TV producer Philip DeGuere has won a round in his long-running battle with Universal TV, thanks to a state appeals court ruling that revives his lawsuit over his cut of the profits from the 1980s detective drama “Simon & Simon.”
The appeals court didn’t weigh in on the heart of the dispute — the contentious issue of Hollywood accounting practices — but it did agree with DeGuere’s claim that a lower court improperly relied on the findings of a court-appointed referee in siding with Universal.
DeGuere, who created “Simon & Simon” and served as executive producer for its first four seasons, claims Universal owes him nearly $44 million under the terms of his contract, which promised him 40% of the series’ net profit.
Universal maintains it owes DeGuere nothing because the show, as of 1992, had chalked up a net loss of nearly $59 million. “Simon & Simon” ran on CBS from 1981-88 and has since aired in syndication.
DeGuere’s suit, filed in 1992, accused Universal of “improperly and unconscionably” accounting for what the suit claims is at least $100 million in profit generated by the show. The suit also claimed that elements of DeGuere’s contract with the studio were unfair under state law.

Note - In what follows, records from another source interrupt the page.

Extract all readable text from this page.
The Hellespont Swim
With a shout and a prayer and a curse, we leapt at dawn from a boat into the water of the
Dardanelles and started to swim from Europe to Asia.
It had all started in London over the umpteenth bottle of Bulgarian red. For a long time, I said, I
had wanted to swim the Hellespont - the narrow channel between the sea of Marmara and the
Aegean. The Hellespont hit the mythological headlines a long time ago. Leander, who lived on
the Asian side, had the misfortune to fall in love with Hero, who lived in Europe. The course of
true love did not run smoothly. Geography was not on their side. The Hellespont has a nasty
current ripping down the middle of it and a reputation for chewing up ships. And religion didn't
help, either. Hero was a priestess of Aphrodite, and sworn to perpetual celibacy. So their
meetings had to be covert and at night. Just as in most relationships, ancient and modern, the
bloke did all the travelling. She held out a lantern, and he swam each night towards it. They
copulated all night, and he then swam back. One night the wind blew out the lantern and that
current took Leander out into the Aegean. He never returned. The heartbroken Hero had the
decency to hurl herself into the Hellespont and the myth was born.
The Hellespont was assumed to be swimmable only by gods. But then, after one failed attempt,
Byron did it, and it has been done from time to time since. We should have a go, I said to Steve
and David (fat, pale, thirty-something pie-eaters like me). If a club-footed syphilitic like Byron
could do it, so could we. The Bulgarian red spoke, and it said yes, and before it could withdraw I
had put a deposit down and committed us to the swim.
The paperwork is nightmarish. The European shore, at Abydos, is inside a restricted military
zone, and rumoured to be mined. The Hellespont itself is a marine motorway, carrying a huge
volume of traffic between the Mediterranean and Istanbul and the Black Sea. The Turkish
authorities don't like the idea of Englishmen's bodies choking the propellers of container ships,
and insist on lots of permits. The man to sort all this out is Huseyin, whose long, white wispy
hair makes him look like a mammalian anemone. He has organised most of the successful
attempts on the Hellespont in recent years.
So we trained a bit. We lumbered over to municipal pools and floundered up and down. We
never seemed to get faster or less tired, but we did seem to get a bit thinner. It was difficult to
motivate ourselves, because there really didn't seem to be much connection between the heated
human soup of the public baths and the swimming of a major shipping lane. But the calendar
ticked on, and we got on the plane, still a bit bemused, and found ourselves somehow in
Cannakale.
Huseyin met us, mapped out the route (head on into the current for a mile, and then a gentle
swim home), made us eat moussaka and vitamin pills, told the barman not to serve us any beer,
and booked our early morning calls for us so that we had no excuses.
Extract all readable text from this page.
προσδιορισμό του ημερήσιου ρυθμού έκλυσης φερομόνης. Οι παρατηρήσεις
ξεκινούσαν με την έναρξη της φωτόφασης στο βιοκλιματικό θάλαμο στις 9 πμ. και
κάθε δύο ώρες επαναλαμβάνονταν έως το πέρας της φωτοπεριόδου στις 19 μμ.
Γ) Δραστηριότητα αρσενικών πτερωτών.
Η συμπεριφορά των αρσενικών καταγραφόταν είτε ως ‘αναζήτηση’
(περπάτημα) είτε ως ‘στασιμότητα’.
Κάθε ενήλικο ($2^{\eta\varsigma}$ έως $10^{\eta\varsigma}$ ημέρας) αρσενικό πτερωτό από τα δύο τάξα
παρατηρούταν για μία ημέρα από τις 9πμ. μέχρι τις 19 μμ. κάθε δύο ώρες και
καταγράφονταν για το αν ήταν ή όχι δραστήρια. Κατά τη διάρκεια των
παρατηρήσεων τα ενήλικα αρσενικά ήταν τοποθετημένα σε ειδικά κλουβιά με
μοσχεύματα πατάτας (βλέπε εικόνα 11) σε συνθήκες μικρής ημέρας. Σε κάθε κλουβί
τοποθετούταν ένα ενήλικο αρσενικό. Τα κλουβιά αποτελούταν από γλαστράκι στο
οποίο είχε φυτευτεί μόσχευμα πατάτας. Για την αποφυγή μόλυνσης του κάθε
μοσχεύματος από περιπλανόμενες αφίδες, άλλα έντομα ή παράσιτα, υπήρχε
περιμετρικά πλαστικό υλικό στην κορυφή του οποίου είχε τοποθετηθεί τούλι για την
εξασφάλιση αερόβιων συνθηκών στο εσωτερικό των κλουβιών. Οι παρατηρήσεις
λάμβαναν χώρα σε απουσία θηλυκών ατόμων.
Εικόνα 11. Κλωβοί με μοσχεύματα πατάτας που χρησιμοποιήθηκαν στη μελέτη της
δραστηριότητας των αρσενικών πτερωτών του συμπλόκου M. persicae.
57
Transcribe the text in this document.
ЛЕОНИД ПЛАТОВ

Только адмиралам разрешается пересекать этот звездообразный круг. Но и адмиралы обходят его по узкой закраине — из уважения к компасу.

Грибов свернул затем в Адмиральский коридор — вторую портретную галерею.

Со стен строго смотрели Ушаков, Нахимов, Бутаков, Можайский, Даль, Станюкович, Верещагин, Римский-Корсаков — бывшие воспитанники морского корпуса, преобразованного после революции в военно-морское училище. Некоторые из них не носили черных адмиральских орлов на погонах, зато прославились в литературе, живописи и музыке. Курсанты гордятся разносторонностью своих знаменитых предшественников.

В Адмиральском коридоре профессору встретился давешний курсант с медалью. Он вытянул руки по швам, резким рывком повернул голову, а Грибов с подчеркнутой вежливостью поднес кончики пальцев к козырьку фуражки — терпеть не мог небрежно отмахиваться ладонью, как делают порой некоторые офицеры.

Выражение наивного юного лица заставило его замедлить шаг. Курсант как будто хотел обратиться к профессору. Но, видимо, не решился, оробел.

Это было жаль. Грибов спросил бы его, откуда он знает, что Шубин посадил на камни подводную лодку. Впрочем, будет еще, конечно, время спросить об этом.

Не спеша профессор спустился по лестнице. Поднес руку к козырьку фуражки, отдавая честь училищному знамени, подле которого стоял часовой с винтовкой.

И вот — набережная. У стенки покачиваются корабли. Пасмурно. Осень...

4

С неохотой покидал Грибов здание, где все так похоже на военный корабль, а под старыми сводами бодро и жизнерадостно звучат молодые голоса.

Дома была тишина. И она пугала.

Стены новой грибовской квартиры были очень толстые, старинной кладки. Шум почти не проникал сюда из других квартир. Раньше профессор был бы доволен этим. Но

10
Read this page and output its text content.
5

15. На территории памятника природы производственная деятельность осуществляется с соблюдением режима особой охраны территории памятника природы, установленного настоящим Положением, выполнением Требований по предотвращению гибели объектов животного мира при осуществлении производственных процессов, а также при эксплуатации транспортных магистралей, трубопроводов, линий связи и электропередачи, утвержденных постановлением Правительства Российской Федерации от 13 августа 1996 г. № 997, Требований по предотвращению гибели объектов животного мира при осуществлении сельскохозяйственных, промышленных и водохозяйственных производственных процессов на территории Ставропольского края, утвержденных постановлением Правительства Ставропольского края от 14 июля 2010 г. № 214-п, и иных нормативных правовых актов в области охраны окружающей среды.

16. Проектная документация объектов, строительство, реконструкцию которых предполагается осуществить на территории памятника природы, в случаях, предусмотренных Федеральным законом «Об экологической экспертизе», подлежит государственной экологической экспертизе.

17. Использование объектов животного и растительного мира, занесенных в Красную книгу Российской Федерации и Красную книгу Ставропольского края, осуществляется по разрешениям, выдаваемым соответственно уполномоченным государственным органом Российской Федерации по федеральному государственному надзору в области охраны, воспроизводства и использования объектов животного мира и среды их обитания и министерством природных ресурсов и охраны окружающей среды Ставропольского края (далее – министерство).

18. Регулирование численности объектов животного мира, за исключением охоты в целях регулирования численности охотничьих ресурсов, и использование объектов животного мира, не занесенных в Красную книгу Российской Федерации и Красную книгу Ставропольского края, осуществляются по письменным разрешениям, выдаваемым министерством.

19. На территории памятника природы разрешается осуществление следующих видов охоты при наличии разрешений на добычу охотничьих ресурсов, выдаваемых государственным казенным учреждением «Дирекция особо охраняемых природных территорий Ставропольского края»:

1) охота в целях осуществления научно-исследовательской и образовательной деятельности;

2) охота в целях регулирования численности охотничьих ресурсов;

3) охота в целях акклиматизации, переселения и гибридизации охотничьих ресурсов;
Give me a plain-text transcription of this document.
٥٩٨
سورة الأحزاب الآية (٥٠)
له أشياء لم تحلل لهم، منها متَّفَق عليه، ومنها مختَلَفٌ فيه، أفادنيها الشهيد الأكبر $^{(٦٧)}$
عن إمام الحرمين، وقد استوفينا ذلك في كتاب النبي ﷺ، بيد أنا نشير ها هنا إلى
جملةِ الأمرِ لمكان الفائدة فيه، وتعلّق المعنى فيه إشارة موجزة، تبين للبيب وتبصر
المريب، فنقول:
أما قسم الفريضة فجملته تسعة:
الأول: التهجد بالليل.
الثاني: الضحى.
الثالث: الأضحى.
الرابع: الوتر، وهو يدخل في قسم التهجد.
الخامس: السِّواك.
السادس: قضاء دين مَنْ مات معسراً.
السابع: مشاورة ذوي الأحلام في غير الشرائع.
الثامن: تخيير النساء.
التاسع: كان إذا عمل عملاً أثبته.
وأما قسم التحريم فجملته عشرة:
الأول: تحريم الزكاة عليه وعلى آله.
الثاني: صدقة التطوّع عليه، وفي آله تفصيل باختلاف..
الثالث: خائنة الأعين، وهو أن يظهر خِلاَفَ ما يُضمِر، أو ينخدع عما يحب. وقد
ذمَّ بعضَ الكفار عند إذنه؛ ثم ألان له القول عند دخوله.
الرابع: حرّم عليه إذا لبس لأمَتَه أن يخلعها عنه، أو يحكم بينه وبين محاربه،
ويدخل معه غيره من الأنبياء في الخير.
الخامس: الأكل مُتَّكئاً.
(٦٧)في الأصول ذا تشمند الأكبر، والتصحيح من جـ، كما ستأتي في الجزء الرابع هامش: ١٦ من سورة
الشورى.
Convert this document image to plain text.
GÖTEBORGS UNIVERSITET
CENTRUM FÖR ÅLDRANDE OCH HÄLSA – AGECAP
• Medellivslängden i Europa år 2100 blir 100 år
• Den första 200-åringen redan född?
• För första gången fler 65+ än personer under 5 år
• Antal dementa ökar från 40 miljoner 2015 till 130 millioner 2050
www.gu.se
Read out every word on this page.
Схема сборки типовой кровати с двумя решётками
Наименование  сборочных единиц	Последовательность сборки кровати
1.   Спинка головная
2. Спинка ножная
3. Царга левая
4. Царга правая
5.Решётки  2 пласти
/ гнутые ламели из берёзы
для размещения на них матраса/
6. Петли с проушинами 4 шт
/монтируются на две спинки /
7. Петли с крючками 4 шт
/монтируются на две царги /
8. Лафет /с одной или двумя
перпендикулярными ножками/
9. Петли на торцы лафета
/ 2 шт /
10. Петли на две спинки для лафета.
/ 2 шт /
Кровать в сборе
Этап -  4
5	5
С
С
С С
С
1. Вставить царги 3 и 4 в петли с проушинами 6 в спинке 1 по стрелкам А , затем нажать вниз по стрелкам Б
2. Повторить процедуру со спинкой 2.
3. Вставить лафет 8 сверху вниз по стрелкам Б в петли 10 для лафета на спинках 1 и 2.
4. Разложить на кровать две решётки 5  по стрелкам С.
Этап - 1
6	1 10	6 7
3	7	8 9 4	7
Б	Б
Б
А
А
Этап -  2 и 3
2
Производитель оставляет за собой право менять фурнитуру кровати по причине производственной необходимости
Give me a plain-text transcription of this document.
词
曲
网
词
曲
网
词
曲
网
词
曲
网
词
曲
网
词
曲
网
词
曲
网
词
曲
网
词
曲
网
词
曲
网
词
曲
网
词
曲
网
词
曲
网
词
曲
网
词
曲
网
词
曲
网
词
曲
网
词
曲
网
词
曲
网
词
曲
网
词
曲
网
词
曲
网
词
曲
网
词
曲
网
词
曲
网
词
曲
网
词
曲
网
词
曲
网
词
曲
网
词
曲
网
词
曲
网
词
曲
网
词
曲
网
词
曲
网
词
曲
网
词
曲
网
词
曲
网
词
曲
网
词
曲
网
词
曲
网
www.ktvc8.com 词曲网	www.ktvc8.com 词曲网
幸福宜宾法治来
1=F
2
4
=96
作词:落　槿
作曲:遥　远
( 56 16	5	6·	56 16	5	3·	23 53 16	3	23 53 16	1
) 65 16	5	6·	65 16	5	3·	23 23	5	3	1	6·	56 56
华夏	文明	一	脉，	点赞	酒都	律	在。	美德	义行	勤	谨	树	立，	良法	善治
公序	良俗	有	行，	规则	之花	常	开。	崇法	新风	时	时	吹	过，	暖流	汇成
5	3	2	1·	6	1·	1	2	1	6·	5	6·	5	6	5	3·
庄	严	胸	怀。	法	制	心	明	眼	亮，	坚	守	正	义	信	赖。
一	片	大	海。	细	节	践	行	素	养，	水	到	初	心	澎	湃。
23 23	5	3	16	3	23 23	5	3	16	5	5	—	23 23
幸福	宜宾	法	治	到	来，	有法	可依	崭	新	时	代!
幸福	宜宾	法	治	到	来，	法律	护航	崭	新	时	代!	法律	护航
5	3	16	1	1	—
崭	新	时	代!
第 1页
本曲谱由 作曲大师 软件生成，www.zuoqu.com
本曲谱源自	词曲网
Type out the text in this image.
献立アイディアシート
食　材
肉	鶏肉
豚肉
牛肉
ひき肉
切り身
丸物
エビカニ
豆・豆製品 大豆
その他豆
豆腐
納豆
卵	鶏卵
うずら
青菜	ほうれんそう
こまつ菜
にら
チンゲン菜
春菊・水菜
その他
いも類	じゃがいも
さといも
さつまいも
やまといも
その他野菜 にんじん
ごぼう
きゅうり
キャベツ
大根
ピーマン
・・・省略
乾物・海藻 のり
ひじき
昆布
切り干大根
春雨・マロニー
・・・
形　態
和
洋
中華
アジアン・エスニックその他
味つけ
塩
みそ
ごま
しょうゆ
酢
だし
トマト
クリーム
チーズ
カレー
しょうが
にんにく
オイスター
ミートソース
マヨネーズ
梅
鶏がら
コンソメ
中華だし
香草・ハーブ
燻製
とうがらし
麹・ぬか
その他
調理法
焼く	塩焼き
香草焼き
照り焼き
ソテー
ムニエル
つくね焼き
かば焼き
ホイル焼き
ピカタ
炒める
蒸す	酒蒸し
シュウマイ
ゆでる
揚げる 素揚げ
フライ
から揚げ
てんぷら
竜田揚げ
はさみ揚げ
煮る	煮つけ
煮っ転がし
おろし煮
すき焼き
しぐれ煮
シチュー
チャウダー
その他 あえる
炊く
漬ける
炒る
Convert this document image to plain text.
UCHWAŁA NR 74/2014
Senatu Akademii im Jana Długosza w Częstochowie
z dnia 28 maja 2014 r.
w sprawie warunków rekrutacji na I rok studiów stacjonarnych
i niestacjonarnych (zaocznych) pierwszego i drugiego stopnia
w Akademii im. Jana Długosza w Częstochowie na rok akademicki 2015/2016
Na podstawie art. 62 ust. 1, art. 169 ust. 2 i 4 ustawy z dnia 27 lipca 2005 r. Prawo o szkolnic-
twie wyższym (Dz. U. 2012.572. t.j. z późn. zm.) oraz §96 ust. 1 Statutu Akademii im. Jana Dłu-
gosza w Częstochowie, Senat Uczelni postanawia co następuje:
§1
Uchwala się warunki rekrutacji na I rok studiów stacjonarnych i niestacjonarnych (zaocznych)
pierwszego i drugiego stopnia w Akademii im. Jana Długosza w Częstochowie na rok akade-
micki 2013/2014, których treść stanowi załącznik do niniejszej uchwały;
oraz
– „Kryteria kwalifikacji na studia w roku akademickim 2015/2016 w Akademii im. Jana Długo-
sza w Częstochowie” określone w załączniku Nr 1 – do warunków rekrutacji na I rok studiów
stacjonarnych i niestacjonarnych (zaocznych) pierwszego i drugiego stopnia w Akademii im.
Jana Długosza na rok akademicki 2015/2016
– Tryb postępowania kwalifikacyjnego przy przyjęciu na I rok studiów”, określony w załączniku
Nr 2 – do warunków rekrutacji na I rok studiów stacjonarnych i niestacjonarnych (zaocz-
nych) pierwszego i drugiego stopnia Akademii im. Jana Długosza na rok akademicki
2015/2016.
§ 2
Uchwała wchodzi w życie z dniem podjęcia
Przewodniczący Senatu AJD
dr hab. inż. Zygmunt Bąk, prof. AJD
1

A Los Angeles Superior Court judge previously upheld the court-appointed referee’s findings that the studio used standard accounting practices and had properly interpreted the terms of DeGuere’s contract.
On Tuesday, the appellate court ruling said the referee did not have the authority to determine legal issues such as the meaning and fairness of a contract. In a 3-0 decision, the appeals court ruled that DeGuere is entitled to a trial to determine the validity of the contract.